The triggers of dissent.. . .

Rome has been awash in rumor and upset over the usus antiquior (the Latin Mass for those outside Rome).  It seems that the enemies of the Extraordinary Form (another Roman term for the Latin Mass) seem poised to rein in the freedom to celebrate it largely on the initiative of priest and people granted by Pope Benedict  XVIin Summorum Pontificum.  Certainly Pope Francis has made no secret of his disdain for rigid traddies.  Since he is pope, he has a great deal of control over how the legacy of Benedict.  As I have written before, the situation is ripe for conflict and even perhaps division. 

We live in a peculiar age when those who seek continuity with the past are often characterized as radical while those who more fully embrace change and innovation are lauded as the saviors of a moribund and dying church.  This is certainly true in Rome but it is not only true there.  Lutherans face the same scrutiny and concerns are more often expressed of those clergy practicing a fuller ceremonial than those who practice less or even none at all.  

It was Lucien Deiss who captured the wonder of the early life of the liturgy in his 1979 volume Springtime of the Liturgy.  Ever since, the liturgical movement has been dominated by those who seek to return to the early life of the liturgy and whose goal seems to be to live in a time of experimentation and change.  There are those who are committed to changes and for whom the rites and ecclesiastical reforms have become the starting place for constant reinvention.  A new springtime has established itself against the dead rites of the past and not only among liturgiologists but also among the various ecclesiastical supervisors.  

The reality is that nearly everywhere bishops and superintendents and district presidents are more supportive of those who press the boundaries of change than they are those who reach back into the past to reclaim what was once normative.  In Rome this means that Latin Mass crowd is barely tolerated or its use is not allowed at all by bishops.  In Lutheranism this means that those who advocate for incense, for example, are treated as rebels and radicals.  Roman priests who are true believers and practitioners are regularly cancelled by their bishops.  Lutheran pastors who are true believers and practitioners are regularly suspected of Roman tendencies.  If you don't believe me, read the comments in any blog post here that suggests incense or look back at the stir created when the celebrant at a convention Eucharist had the nerve to genuflect!

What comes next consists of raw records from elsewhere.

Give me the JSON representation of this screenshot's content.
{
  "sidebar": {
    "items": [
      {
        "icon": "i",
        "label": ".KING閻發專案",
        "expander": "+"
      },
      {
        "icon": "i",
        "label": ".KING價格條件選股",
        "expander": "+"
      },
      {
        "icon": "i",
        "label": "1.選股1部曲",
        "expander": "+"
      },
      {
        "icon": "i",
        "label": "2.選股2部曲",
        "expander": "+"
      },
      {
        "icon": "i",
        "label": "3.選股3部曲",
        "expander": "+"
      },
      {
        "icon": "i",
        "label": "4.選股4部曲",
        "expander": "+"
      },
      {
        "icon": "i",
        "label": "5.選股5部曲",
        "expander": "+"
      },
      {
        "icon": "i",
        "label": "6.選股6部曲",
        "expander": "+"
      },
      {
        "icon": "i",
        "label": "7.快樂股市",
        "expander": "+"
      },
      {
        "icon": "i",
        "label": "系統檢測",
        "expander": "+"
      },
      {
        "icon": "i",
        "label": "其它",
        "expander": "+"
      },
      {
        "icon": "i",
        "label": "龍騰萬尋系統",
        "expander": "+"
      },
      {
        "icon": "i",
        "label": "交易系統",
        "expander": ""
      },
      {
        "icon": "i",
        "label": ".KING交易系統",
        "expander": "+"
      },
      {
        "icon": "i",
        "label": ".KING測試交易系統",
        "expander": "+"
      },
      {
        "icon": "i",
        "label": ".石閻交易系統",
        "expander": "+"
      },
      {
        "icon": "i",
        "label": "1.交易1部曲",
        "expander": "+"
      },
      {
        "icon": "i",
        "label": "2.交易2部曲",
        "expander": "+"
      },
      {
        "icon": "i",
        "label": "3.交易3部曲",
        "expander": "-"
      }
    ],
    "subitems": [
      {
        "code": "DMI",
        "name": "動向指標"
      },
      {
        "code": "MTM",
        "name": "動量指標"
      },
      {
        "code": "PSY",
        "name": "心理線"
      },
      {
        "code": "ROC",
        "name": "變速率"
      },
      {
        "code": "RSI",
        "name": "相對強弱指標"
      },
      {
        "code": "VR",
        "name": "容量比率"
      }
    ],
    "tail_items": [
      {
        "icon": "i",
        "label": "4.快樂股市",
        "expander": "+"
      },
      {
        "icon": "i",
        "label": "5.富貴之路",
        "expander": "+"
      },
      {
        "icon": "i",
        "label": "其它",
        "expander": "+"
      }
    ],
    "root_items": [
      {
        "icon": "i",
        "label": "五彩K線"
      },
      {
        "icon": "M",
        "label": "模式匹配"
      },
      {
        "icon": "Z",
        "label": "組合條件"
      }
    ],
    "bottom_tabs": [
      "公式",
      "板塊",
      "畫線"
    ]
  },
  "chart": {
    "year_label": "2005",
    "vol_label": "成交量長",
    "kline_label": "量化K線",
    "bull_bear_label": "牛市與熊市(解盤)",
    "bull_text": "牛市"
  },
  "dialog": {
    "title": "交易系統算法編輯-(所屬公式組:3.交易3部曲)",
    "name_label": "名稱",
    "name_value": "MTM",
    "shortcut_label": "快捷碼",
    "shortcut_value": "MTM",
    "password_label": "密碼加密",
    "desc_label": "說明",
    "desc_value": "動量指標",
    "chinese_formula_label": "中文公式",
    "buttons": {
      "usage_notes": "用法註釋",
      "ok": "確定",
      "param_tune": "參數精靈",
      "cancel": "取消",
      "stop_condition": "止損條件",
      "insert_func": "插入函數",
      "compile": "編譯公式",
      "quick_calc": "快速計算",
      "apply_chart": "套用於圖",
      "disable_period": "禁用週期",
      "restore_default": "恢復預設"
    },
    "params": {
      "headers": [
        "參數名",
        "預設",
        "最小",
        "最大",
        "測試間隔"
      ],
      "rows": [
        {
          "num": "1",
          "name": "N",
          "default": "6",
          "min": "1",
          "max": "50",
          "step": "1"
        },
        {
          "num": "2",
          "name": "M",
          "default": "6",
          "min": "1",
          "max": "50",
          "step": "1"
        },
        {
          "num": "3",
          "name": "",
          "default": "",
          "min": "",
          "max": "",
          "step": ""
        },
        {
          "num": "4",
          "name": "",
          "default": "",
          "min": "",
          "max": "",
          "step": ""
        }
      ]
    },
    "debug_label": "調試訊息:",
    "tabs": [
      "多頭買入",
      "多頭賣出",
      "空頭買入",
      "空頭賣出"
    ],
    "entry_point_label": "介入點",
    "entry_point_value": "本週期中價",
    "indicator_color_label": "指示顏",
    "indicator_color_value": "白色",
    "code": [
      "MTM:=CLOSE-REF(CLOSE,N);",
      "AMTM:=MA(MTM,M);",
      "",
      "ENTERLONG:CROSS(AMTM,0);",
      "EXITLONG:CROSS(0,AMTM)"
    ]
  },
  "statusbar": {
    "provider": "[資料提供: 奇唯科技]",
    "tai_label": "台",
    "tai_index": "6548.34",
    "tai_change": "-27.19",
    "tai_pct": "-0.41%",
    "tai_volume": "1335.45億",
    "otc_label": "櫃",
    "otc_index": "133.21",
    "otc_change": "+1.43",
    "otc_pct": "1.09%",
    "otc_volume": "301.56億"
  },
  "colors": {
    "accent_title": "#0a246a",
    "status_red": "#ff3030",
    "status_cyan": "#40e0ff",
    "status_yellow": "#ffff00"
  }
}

Why is it that tradition is a bigger trigger of dissent than innovation and creativity (even when it is gone askew!)?  Why are we as churches more comfortable with those who test the boundaries of propriety on Sunday morning but are decidedly uncomfortable with those whose invention is restoration?  As I have said before, the radicals today are the traditionalists who insist that the saints who went before are teachers for the present.  The most dangerous people in the Church today are true believers, those who value the hermeneutic of continuity, and those who would rather be faithful than creative.  At least that is how it appears from the way these folks are treated by the powers that be.